Ударная сила - Николай Горбачев
Шрифт:
Интервал:
Закладка:
Постой, постой... Тогда Валя уговаривала, умоляла его не ходить на НП в передовую линию стрелков. Предчувствие? А ведь думал: вот увидела майора, того, что привезли без ног, ну и вообразила... Впрочем, и Фурашов и она — они уже повидали на войне столько крови, смерти, что он стал жестче, равнодушнее, а она... Да, он тогда думал, что не столько в майоре дело — просто нервы взвинтились. И даже не помогает «чекушка». Чекушка...
И вспомнил. Вспомнил, когда впервые он уловил у нее этот запах спиртного...
Бои тогда шли за сандомирский плацдарм. Фурашов на пятый день по дороге в штадив, куда его вызвали, чтоб ввести дивизион в состав ударной группы прорыва, заглянул по дороге в санбат: хотел повидаться с Валей хоть на минутку.
В хуторке, в заброшенном панском подворье, где смешались запахи навоза, шерсти, лекарств, Фурашов встретил полную, разбитную сестру-хозяйку: она горласто распоряжалась погрузкой раненых на машины.
«Эх, мил человек! — сказала она. — Всю ночь, как есть, на операциях, бедняжка, сморилась, прилегла только».
Фурашов раздумывал. Конечно, не будить же ее, хотя кто знает, что ждет ударную группу, когда еще увидятся, и уже хотел вернуться к поджидавшему за воротами виллису, но тут же за спиной услышал: «Алеша!» В проеме узкого, готического окна стояла Валя, в халате, устало-бледная, с запавшими глазами.

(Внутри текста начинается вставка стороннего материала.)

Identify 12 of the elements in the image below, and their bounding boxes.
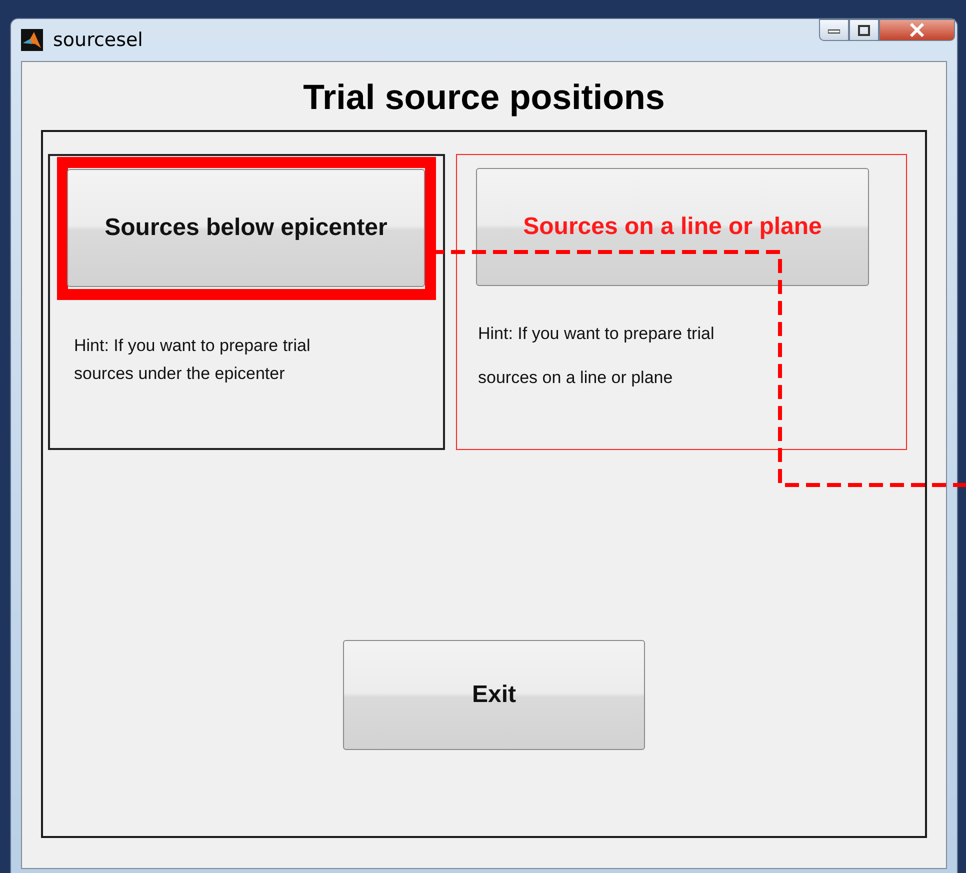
dialog-heading: Trial source positions xyxy=(303,78,665,118)
exit-button[interactable]: Exit xyxy=(343,640,645,750)
close-icon xyxy=(909,23,925,37)
hint-text: Hint: If you want to prepare trial sources on a line or plane xyxy=(478,323,716,389)
window-title: sourcesel xyxy=(53,29,143,51)
maximize-button[interactable] xyxy=(849,19,879,41)
app-icon xyxy=(21,29,43,51)
hint-text: Hint: If you want to prepare trial sources under the epicenter xyxy=(74,335,312,385)
option-button[interactable]: Sources below epicenter xyxy=(67,169,425,287)
minimize-button[interactable] xyxy=(819,19,849,41)
maximize-icon xyxy=(858,24,870,36)
close-button[interactable] xyxy=(879,19,955,41)
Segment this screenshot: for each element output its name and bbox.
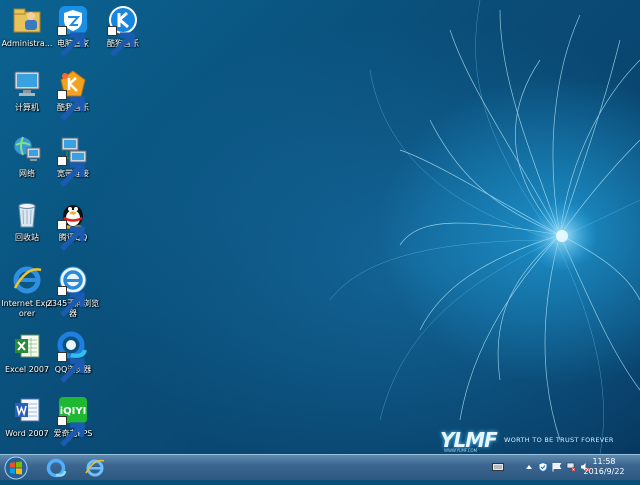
clock-time: 11:58: [592, 457, 616, 466]
clock[interactable]: 11:58 2016/9/22: [576, 457, 632, 477]
user-folder-icon: [11, 4, 43, 36]
broadband-connection-icon: [57, 134, 89, 187]
shortcut-arrow-icon: [57, 156, 85, 187]
desktop-icon-tencent-qq[interactable]: 腾讯QQ: [46, 198, 100, 254]
shortcut-arrow-icon: [57, 416, 85, 447]
logo-slogan: WORTH TO BE TRUST FOREVER: [504, 436, 614, 444]
network-icon: [11, 134, 43, 166]
desktop[interactable]: Administra... 计算机 网络 回收站 Internet Explor…: [0, 0, 640, 454]
taskbar: 11:58 2016/9/22: [0, 454, 640, 480]
qq-browser-icon: [57, 330, 89, 383]
desktop-icon-broadband-connection[interactable]: 宽带连接: [46, 134, 100, 190]
desktop-icon-tencent-pc-manager[interactable]: 电脑管家: [46, 4, 100, 60]
recycle-bin-icon: [11, 198, 43, 230]
qq-browser-taskbar-icon: [46, 458, 67, 478]
show-hidden-icons-chevron[interactable]: [524, 462, 534, 472]
qq-browser-taskbar-button[interactable]: [44, 457, 70, 479]
internet-explorer-taskbar-icon: [85, 459, 105, 477]
internet-explorer-icon: [11, 264, 43, 296]
logo-url: WWW.YLMF.COM: [444, 448, 478, 453]
internet-explorer-taskbar-button[interactable]: [82, 457, 108, 479]
desktop-icon-iqiyi-pps[interactable]: iQIYI 爱奇艺PPS: [46, 394, 100, 450]
start-button[interactable]: [2, 455, 30, 481]
computer-icon: [11, 68, 43, 100]
word-icon: [11, 394, 43, 426]
2345-browser-icon: [57, 264, 89, 317]
desktop-icon-2345-browser[interactable]: 2345王牌浏览器: [46, 264, 100, 320]
tencent-pc-manager-icon: [57, 4, 89, 57]
shortcut-arrow-icon: [57, 352, 85, 383]
network-disconnected-icon[interactable]: [566, 462, 576, 472]
desktop-icon-kugou-music[interactable]: 酷狗音乐: [96, 4, 150, 60]
clock-date: 2016/9/22: [583, 467, 625, 476]
qq-penguin-icon: [57, 198, 89, 251]
kuwo-music-icon: [57, 68, 89, 121]
shortcut-arrow-icon: [57, 220, 85, 251]
desktop-icon-qq-browser[interactable]: QQ浏览器: [46, 330, 100, 386]
shortcut-arrow-icon: [57, 90, 85, 121]
excel-icon: [11, 330, 43, 362]
windows-start-icon: [4, 456, 28, 480]
shortcut-arrow-icon: [57, 26, 85, 57]
keyboard-icon[interactable]: [492, 462, 504, 472]
kugou-music-icon: [107, 4, 139, 57]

В приземистой глухой «келье» он присел на Валину смятую постель, три другие были заправлены, пусты.
Целуя ее, он почувствовал запах перегара и, возможно, сделал движение, подсознательное, невольное, ни о чем еще не догадываясь — просто от нее всегда пахло, как он говорил, «медициной».
«Ты от этого? Запах?.. — Она испуганно смотрела на него, потом отвернувшись, сказала: — Понимаешь, Алеша, посоветовали мензурку перед операциями... Пять суток днем и ночью операции... Такого еще не было».
И вдруг прижалась боязливо, с какой-то лихорадочной порывистостью, словно хотела спрятаться, скрыться, раствориться в нем, и, захлебываясь, говорила: «Алеша, смерть, кровь, ампутации... Больше не могу. Понимаю, что надо, но не могу. Кончится война — ни за что не буду медиком. По ночам все будет сниться. Как сейчас. Вот проснулась в поту, трясусь, все в кровавом месиве... Не могу, не могу...»
И расплакалась, нервно, неудержимо. Успокоил ее с трудом.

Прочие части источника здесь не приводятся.